A recent survey of 81 customers who frequently visit convenient stores in Kimberly found that the mean value of purchases was R 48.45, with the standard deviation of R18.58. Assume that the values are normally distributed. Construct a 95% confidence interval for the actual mean value of all purchases in convenient stores in Kimberly. Give the lower limit.
To construct the confidence interval, we can use the formula:
Confidence interval = (mean - z * (standard deviation / √n), mean + z * (standard deviation / √n))
where:
mean = R 48.45 (mean value of purchases)
standard deviation = R 18.58 (standard deviation of purchases)
n = 81 (number of customers surveyed)
z = the critical value corresponding to the level of confidence (in this case, 95%)
The critical value for a 95% confidence interval (two-tailed) is approximately 1.96.
Substituting the given values into the formula:
Confidence interval = (48.45 - 1.96 * (18.58 / √81), 48.45 + 1.96 * (18.58 / √81))
Simplifying and calculating:
Confidence interval = (48.45 - 1.96 * 2.055, 48.45 + 1.96 * 2.055)
Confidence interval = (48.45 - 4.02, 48.45 + 4.02)
Confidence interval = (44.43, 52.47)
The lower limit of the 95% confidence interval for the actual mean value of all purchases in convenient stores in Kimberly is R 44.43.
To construct a confidence interval for the mean value of all purchases in convenient stores in Kimberly, we can use the formula:
Confidence Interval = mean ± (critical value * standard deviation / sqrt(n))
The critical value is determined based on the desired level of confidence.
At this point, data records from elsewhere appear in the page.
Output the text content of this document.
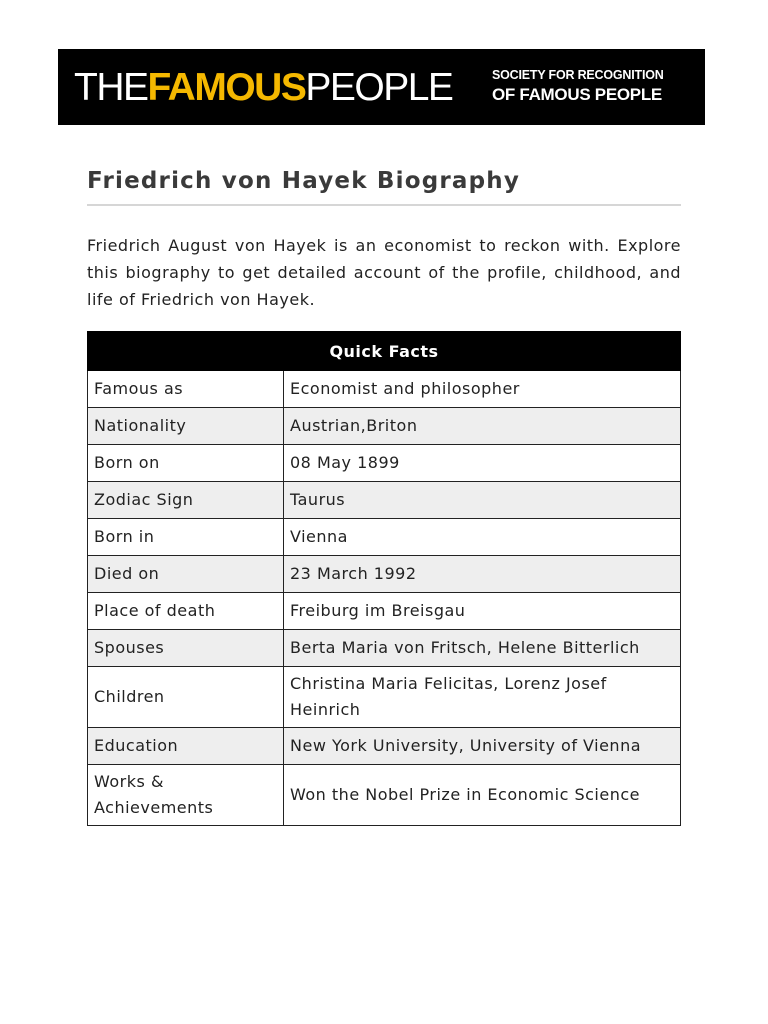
THE FAMOUS PEOPLE	SOCIETY FOR RECOGNITION
OF FAMOUS PEOPLE
Friedrich von Hayek Biography

Friedrich August von Hayek is an economist to reckon with. Explore this biography to get detailed account of the profile, childhood, and life of Friedrich von Hayek.

Quick Facts	
Famous as	Economist and philosopher
Nationality	Austrian,Briton
Born on	08 May 1899
Zodiac Sign	Taurus
Born in	Vienna
Died on	23 March 1992
Place of death	Freiburg im Breisgau
Spouses	Berta Maria von Fritsch, Helene Bitterlich
Children	Christina Maria Felicitas, Lorenz Josef Heinrich
Education	New York University, University of Vienna
Works & Achievements	Won the Nobel Prize in Economic Science
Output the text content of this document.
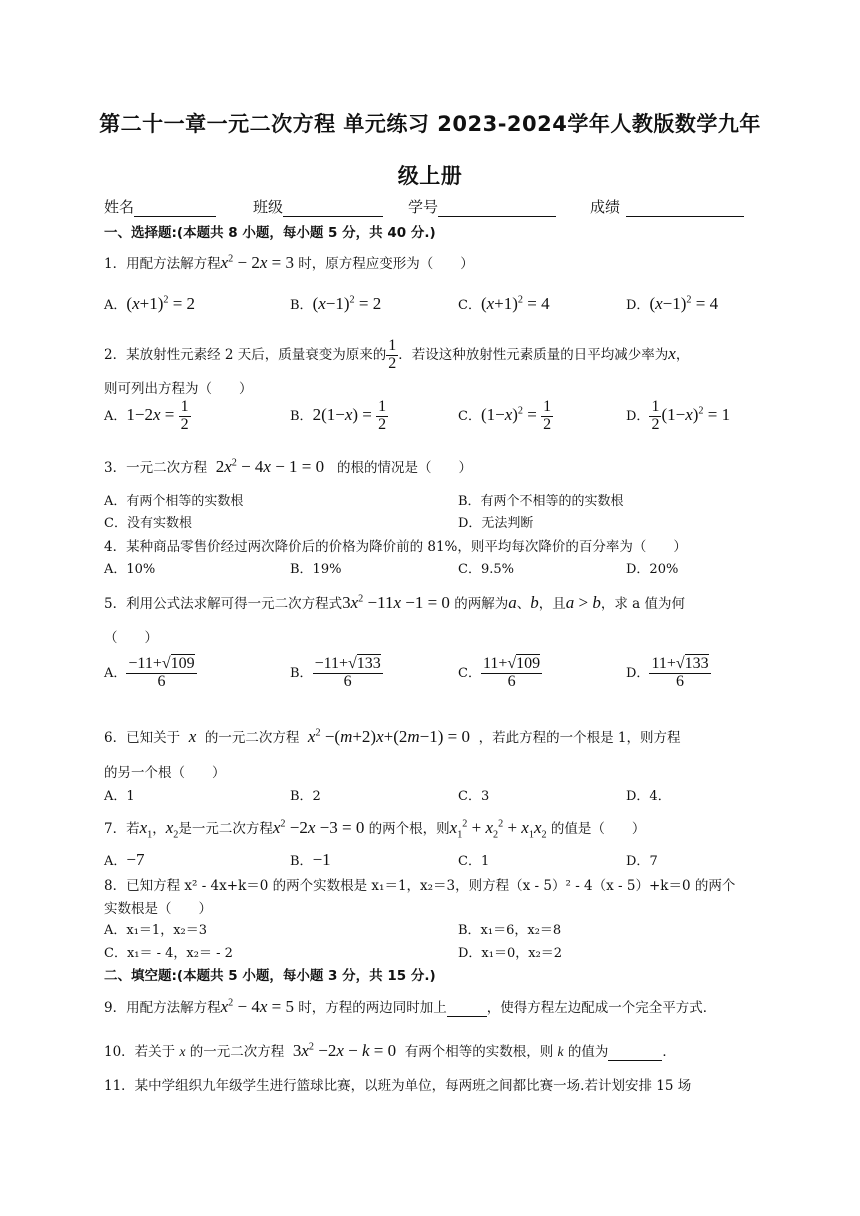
第二十一章一元二次方程 单元练习 2023-2024学年人教版数学九年
级上册
姓名	班级	学号	成绩
一、选择题:(本题共 8 小题，每小题 5 分，共 40 分.)
1．用配方法解方程$x^2 - 2x = 3$ 时，原方程应变形为（　　）
A．$(x+1)^2 = 2$	B．$(x-1)^2 = 2$	C．$(x+1)^2 = 4$	D．$(x-1)^2 = 4$
2．某放射性元素经 2 天后，质量衰变为原来的 $\frac{1}{2}$ ．若设这种放射性元素质量的日平均减少率为x，
则可列出方程为（　　）
A．$1-2x = \frac{1}{2}$	B．$2(1-x) = \frac{1}{2}$	C．$(1-x)^2 = \frac{1}{2}$	D． $\frac{1}{2} (1-x)^2 = 1$
3．一元二次方程 $2x^2 - 4x - 1 = 0$ 的根的情况是（　　）
A．有两个相等的实数根	B．有两个不相等的的实数根
C．没有实数根	D．无法判断
4．某种商品零售价经过两次降价后的价格为降价前的 81%，则平均每次降价的百分率为（　　）
A．10%	B．19%	C．9.5%	D．20%
5．利用公式法求解可得一元二次方程式$3x^2 -11x -1 = 0$ 的两解为a、b，且a > b，求 a 值为何
（　　）
A． $\frac{-11+√109}{6}$	B． $\frac{-11+√133}{6}$	C． $\frac{11+√109}{6}$	D． $\frac{11+√133}{6}$
6．已知关于 x 的一元二次方程 $x^2 -(m+2)x+(2m-1) = 0$ ，若此方程的一个根是 1，则方程
的另一个根（　　）
A．1	B．2	C．3	D．4．
7．若$x_1$，$x_2$是一元二次方程$x^2 -2x -3 = 0$ 的两个根，则$x_1^2 + x_2^2 + x_1x_2$ 的值是（　　）
A．−7	B．−1	C．1	D．7
8．已知方程 x² - 4x+k＝0 的两个实数根是 x₁＝1，x₂＝3，则方程（x - 5）² - 4（x - 5）+k＝0 的两个
实数根是（　　）
A．x₁＝1，x₂＝3	B．x₁＝6，x₂＝8
C．x₁＝ - 4，x₂＝ - 2	D．x₁＝0，x₂＝2
二、填空题:(本题共 5 小题，每小题 3 分，共 15 分.)
9．用配方法解方程$x^2 - 4x = 5$ 时，方程的两边同时加上	，使得方程左边配成一个完全平方式．
10．若关于 x 的一元二次方程 $3x^2 -2x - k = 0$ 有两个相等的实数根，则 k 的值为	．
11．某中学组织九年级学生进行篮球比赛，以班为单位，每两班之间都比赛一场.若计划安排 15 场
For a 95% confidence level, the critical value is 1.96. The standard deviation is given as R18.58, and the sample size is 81.
Plugging in the values into the formula:
Confidence Interval = 48.45 ± (1.96 * 18.58 / sqrt(81))
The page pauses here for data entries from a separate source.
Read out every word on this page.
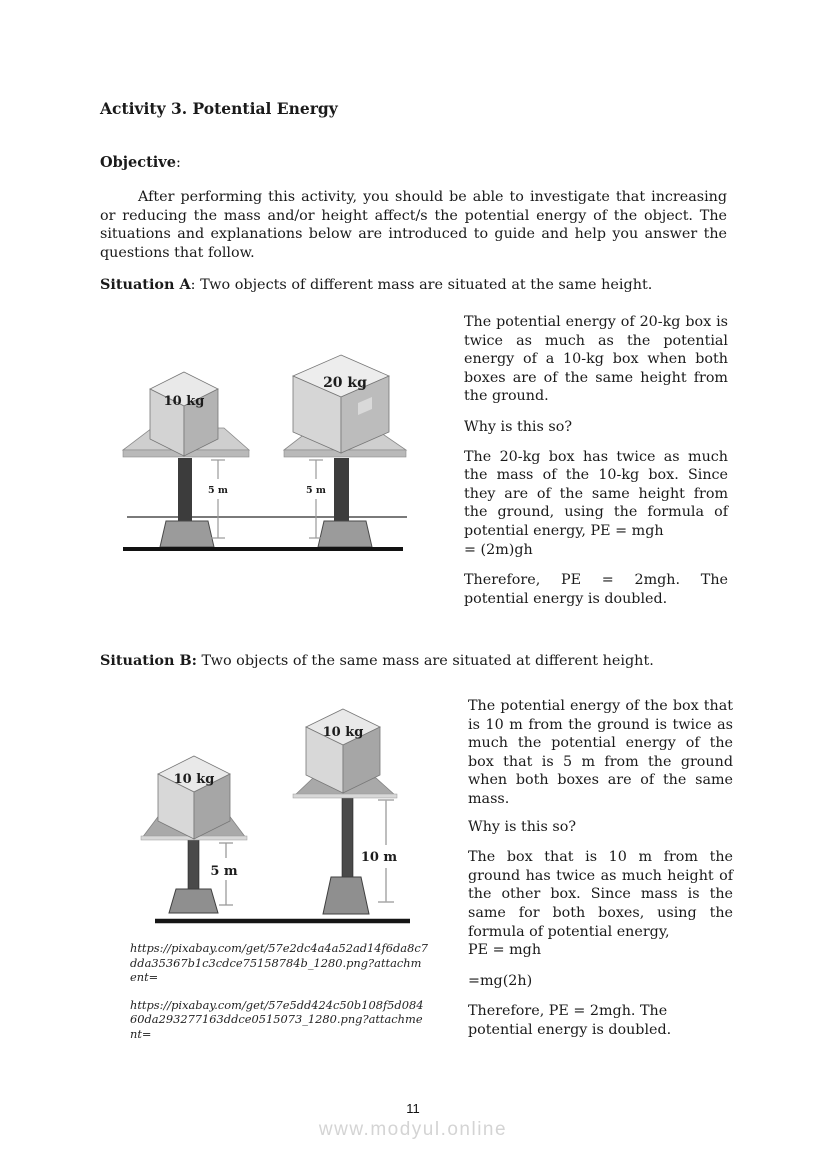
Activity 3. Potential Energy
Objective:
After performing this activity, you should be able to investigate that increasing or reducing the mass and/or height affect/s the potential energy of the object. The situations and explanations below are introduced to guide and help you answer the questions that follow.
Situation A: Two objects of different mass are situated at the same height.
10 kg
5 m
20 kg
5 m

The potential energy of 20-kg box is twice as much as the potential energy of a 10-kg box when both boxes are of the same height from the ground.

Why is this so?

The 20-kg box has twice as much the mass of the 10-kg box. Since they are of the same height from the ground, using the formula of potential energy, PE = mgh

= (2m)gh

Therefore, PE = 2mgh. The potential energy is doubled.

Situation B: Two objects of the same mass are situated at different height.
10 kg
5 m
10 kg
10 m

The potential energy of the box that is 10 m from the ground is twice as much the potential energy of the box that is 5 m from the ground when both boxes are of the same mass.

Why is this so?

The box that is 10 m from the ground has twice as much height of the other box. Since mass is the same for both boxes, using the formula of potential energy,

PE = mgh

=mg(2h)

Therefore, PE = 2mgh. The potential energy is doubled.

https://pixabay.com/get/57e2dc4a4a52ad14f6da8c7dda35367b1c3cdce75158784b_1280.png?attachment=

https://pixabay.com/get/57e5dd424c50b108f5d08460da293277163ddce0515073_1280.png?attachment=

11
www.modyul.online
Calculating the expression inside the parentheses:
Confidence Interval = 48.45 ± (1.96 * 18.58 / 9)
Simplifying:
Confidence Interval = 48.45 ± 3.820
To find the lower limit, we subtract the value obtained in the simplification step from the mean:
Lower Limit = 48.45 - 3.820 = 44.63
Therefore, the lower limit of the 95% confidence interval for the actual mean value of all purchases in convenient stores in Kimberly is R 44.63.